= Novice (racehorse) =

Inexperienced racehorse

A novice in horse racing is an inexperienced racehorse which has not run in a certain number of races of a particular type, or not won in such races. The definition of a novice is determined by the horse racing authority in a particular country or area.

==Flat racing==
In British Flat racing novice races are generally restricted to horses which have not won more than twice, have not won a race of a particular status or have not run more than twice. Specific conditions apply to auction races restricted to horses sold at public auctions.

==National Hunt racing==
A novice in National Hunt horse racing is a horse which has not won in a particular type of race prior to the start of the current season. A novice hurdler has not won a hurdle race before the start of the current season, while a novice chaser has not won a steeplechase before the start of the current season.

A horse remains a novice until the end of the season in which it gains its first win in that particular category, no matter how many wins it achieves. Generally novices race against other novices although there is no restriction preventing novices competing against more experienced rivals. Occasionally a novice wins a major race outside novice company - Captain Christy in 1974 and Coneygree in 2015 won the Cheltenham Gold Cup as novices, as did Make A Stand in the 1997 Champion Hurdle. Noble Yeats won the 2022 Grand National as a novice.

A modern development has seen a concession whereby horses that record their first win in a given sphere in March or April may contest novice events up to 31 October of that year. This period was extended to 30 November from the 2022–23 season in British National Hunt racing.

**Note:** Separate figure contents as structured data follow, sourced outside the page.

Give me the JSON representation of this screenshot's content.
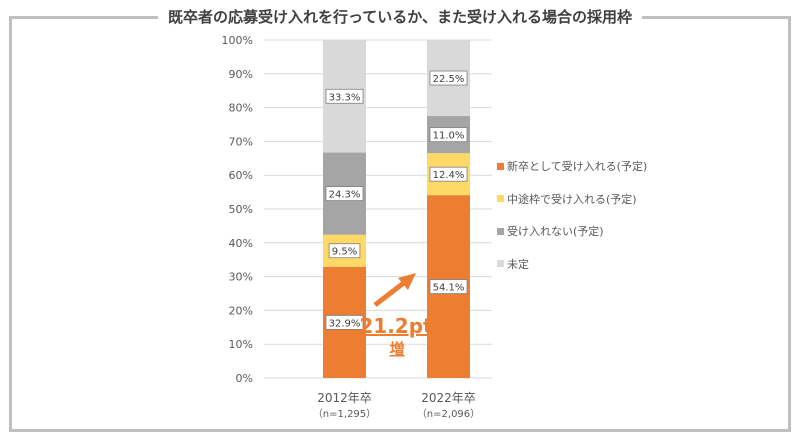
{
  "title": "既卒者の応募受け入れを行っているか、また受け入れる場合の採用枠",
  "chart_data": {
    "type": "bar",
    "stacked": true,
    "title": "既卒者の応募受け入れを行っているか、また受け入れる場合の採用枠",
    "categories": [
      "2012年卒",
      "2022年卒"
    ],
    "category_notes": [
      "（n=1,295）",
      "（n=2,096）"
    ],
    "yticks": [
      "0%",
      "10%",
      "20%",
      "30%",
      "40%",
      "50%",
      "60%",
      "70%",
      "80%",
      "90%",
      "100%"
    ],
    "ylim": [
      0,
      100
    ],
    "series": [
      {
        "name": "新卒として受け入れる(予定)",
        "color": "#ED7D31",
        "values": [
          32.9,
          54.1
        ],
        "labels": [
          "32.9%",
          "54.1%"
        ]
      },
      {
        "name": "中途枠で受け入れる(予定)",
        "color": "#FFD966",
        "values": [
          9.5,
          12.4
        ],
        "labels": [
          "9.5%",
          "12.4%"
        ]
      },
      {
        "name": "受け入れない(予定)",
        "color": "#A5A5A5",
        "values": [
          24.3,
          11.0
        ],
        "labels": [
          "24.3%",
          "11.0%"
        ]
      },
      {
        "name": "未定",
        "color": "#D9D9D9",
        "values": [
          33.3,
          22.5
        ],
        "labels": [
          "33.3%",
          "22.5%"
        ]
      }
    ],
    "annotation": {
      "value": "21.2pt",
      "suffix": "増",
      "color": "#ED7D31"
    },
    "legend_position": "right"
  }
}
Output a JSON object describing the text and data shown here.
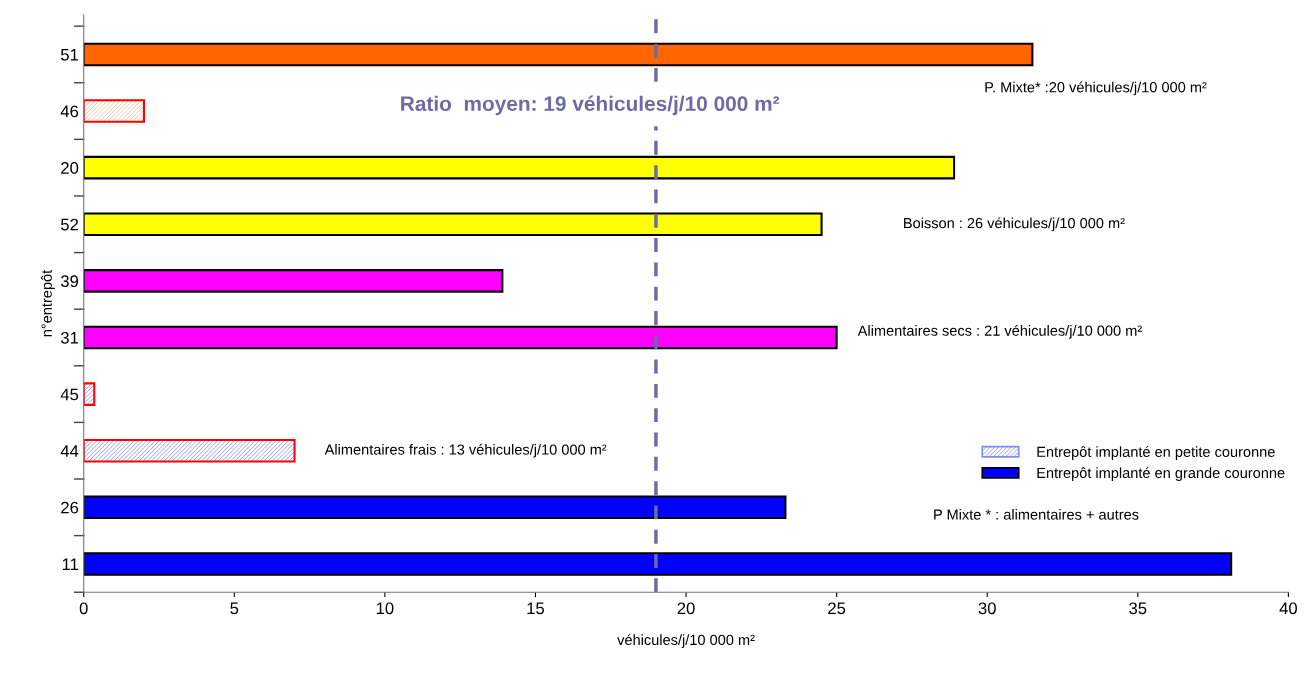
{
  "chart_data": {
    "type": "bar",
    "orientation": "horizontal",
    "xlabel": "véhicules/j/10 000 m²",
    "ylabel": "n°entrepôt",
    "categories": [
      "51",
      "46",
      "20",
      "52",
      "39",
      "31",
      "45",
      "44",
      "26",
      "11"
    ],
    "series": [
      {
        "name": "Entrepôt implanté en petite couronne",
        "color": "#7f8cff",
        "values": [
          null,
          2.0,
          null,
          null,
          null,
          null,
          0.35,
          7.0,
          null,
          null
        ],
        "colors": [
          "#7f8cff",
          "#ffb89a",
          "#7f8cff",
          "#7f8cff",
          "#7f8cff",
          "#7f8cff",
          "#7f8cff",
          "#7f8cff",
          "#7f8cff",
          "#7f8cff"
        ]
      },
      {
        "name": "Entrepôt implanté en grande couronne",
        "color": "#0000ff",
        "values": [
          31.5,
          null,
          28.9,
          24.5,
          13.9,
          25.0,
          null,
          null,
          23.3,
          38.1
        ],
        "colors": [
          "#ff6600",
          "#0000ff",
          "#ffff00",
          "#ffff00",
          "#ff00ff",
          "#ff00ff",
          "#0000ff",
          "#0000ff",
          "#0000ff",
          "#0000ff"
        ]
      }
    ],
    "xlim": [
      0,
      40
    ],
    "xticks": [
      0,
      5,
      10,
      15,
      20,
      25,
      30,
      35,
      40
    ],
    "ref_lines": [
      {
        "axis": "x",
        "value": 19,
        "label": "Ratio  moyen: 19 véhicules/j/10 000 m²",
        "color": "#6b6ba6",
        "line_style": "dashed"
      }
    ],
    "annotations": [
      "P. Mixte* :20 véhicules/j/10 000 m²",
      "Boisson : 26 véhicules/j/10 000 m²",
      "Alimentaires secs : 21 véhicules/j/10 000 m²",
      "Alimentaires frais : 13 véhicules/j/10 000 m²",
      "P Mixte * : alimentaires + autres"
    ],
    "legend": "right",
    "grid": false
  }
}
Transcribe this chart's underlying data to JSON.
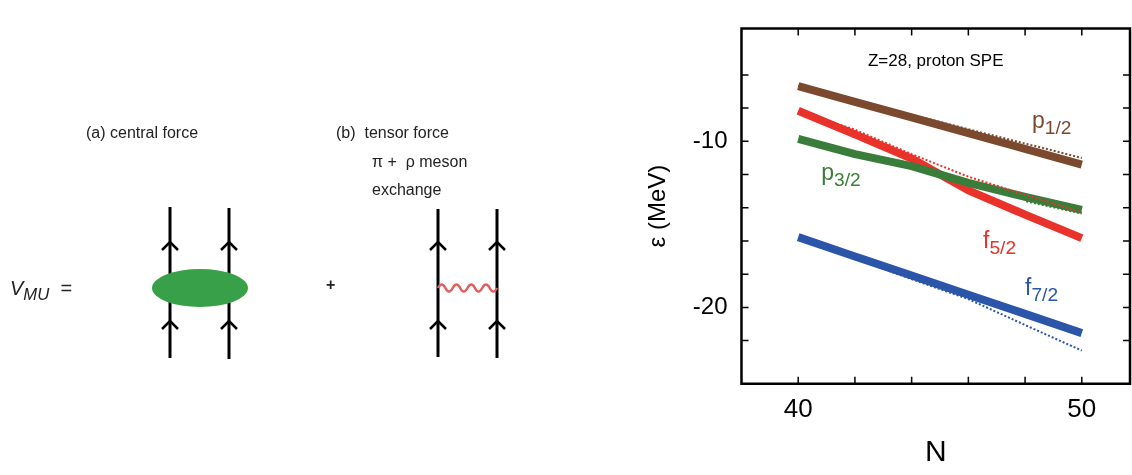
{
  "chart_data": [
    {
      "type": "other",
      "annotations": [
        "(a) central force",
        "(b)  tensor force",
        "π +  ρ meson",
        "exchange",
        "V$_{MU}$  =",
        "+"
      ]
    },
    {
      "type": "line",
      "xlabel": "N",
      "ylabel": "ε (MeV)",
      "annotations": [
        "Z=28, proton SPE"
      ],
      "x": [
        40,
        42,
        44,
        46,
        48,
        50
      ],
      "xlim": [
        38,
        51.7
      ],
      "ylim": [
        -24.6,
        -3.2
      ],
      "xticks": [
        40,
        {
          "value": 42,
          "label": null
        },
        {
          "value": 44,
          "label": null
        },
        {
          "value": 46,
          "label": null
        },
        {
          "value": 48,
          "label": null
        },
        50
      ],
      "yticks": [
        {
          "value": -6,
          "label": null
        },
        {
          "value": -8,
          "label": null
        },
        -10,
        {
          "value": -12,
          "label": null
        },
        {
          "value": -14,
          "label": null
        },
        {
          "value": -16,
          "label": null
        },
        {
          "value": -18,
          "label": null
        },
        -20,
        {
          "value": -22,
          "label": null
        }
      ],
      "grid": false,
      "legend": false,
      "marker": "none",
      "series": [
        {
          "name": "p$_{1/2}$",
          "color": "#7b4a2e",
          "line_style": "solid",
          "values": [
            -6.67,
            -7.62,
            -8.56,
            -9.51,
            -10.45,
            -11.4
          ]
        },
        {
          "color": "#7b4a2e",
          "line_style": "dotted",
          "values": [
            -6.67,
            -7.54,
            -8.4,
            -9.27,
            -10.13,
            -11.0
          ]
        },
        {
          "name": "p$_{3/2}$",
          "color": "#3a7d3a",
          "line_style": "solid",
          "values": [
            -9.85,
            -10.77,
            -11.49,
            -12.5,
            -13.35,
            -14.13
          ]
        },
        {
          "color": "#3a7d3a",
          "line_style": "dotted",
          "values": [
            null,
            null,
            null,
            null,
            -13.6,
            -14.35
          ]
        },
        {
          "name": "f$_{5/2}$",
          "color": "#e8322a",
          "line_style": "solid",
          "values": [
            -8.16,
            -9.58,
            -11.04,
            -12.95,
            -14.41,
            -15.83
          ]
        },
        {
          "color": "#e8322a",
          "line_style": "dotted",
          "values": [
            -8.16,
            -9.3,
            -10.77,
            -12.13,
            -13.22,
            -14.28
          ]
        },
        {
          "name": "f$_{7/2}$",
          "color": "#2a55a8",
          "line_style": "solid",
          "values": [
            -15.77,
            -16.93,
            -18.08,
            -19.24,
            -20.39,
            -21.55
          ]
        },
        {
          "color": "#2a55a8",
          "line_style": "dotted",
          "values": [
            -15.77,
            -17.05,
            -18.3,
            -19.5,
            -21.06,
            -22.6
          ]
        }
      ]
    }
  ]
}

==Principal novice races==
The most important races run for novices in Great Britain are all run as Grade 1 events at the Cheltenham Festival

- Brown Advisory Novices' Chase run over three miles 110 yards.
- Arkle Challenge Trophy run over two miles (3 km).
- Ballymore Novices' Hurdle run over two miles five furlongs.
- Supreme Novices' Hurdle run over two miles 110 yards.
- Triumph Hurdle run over two miles one furlong and restricted to four-year-olds only.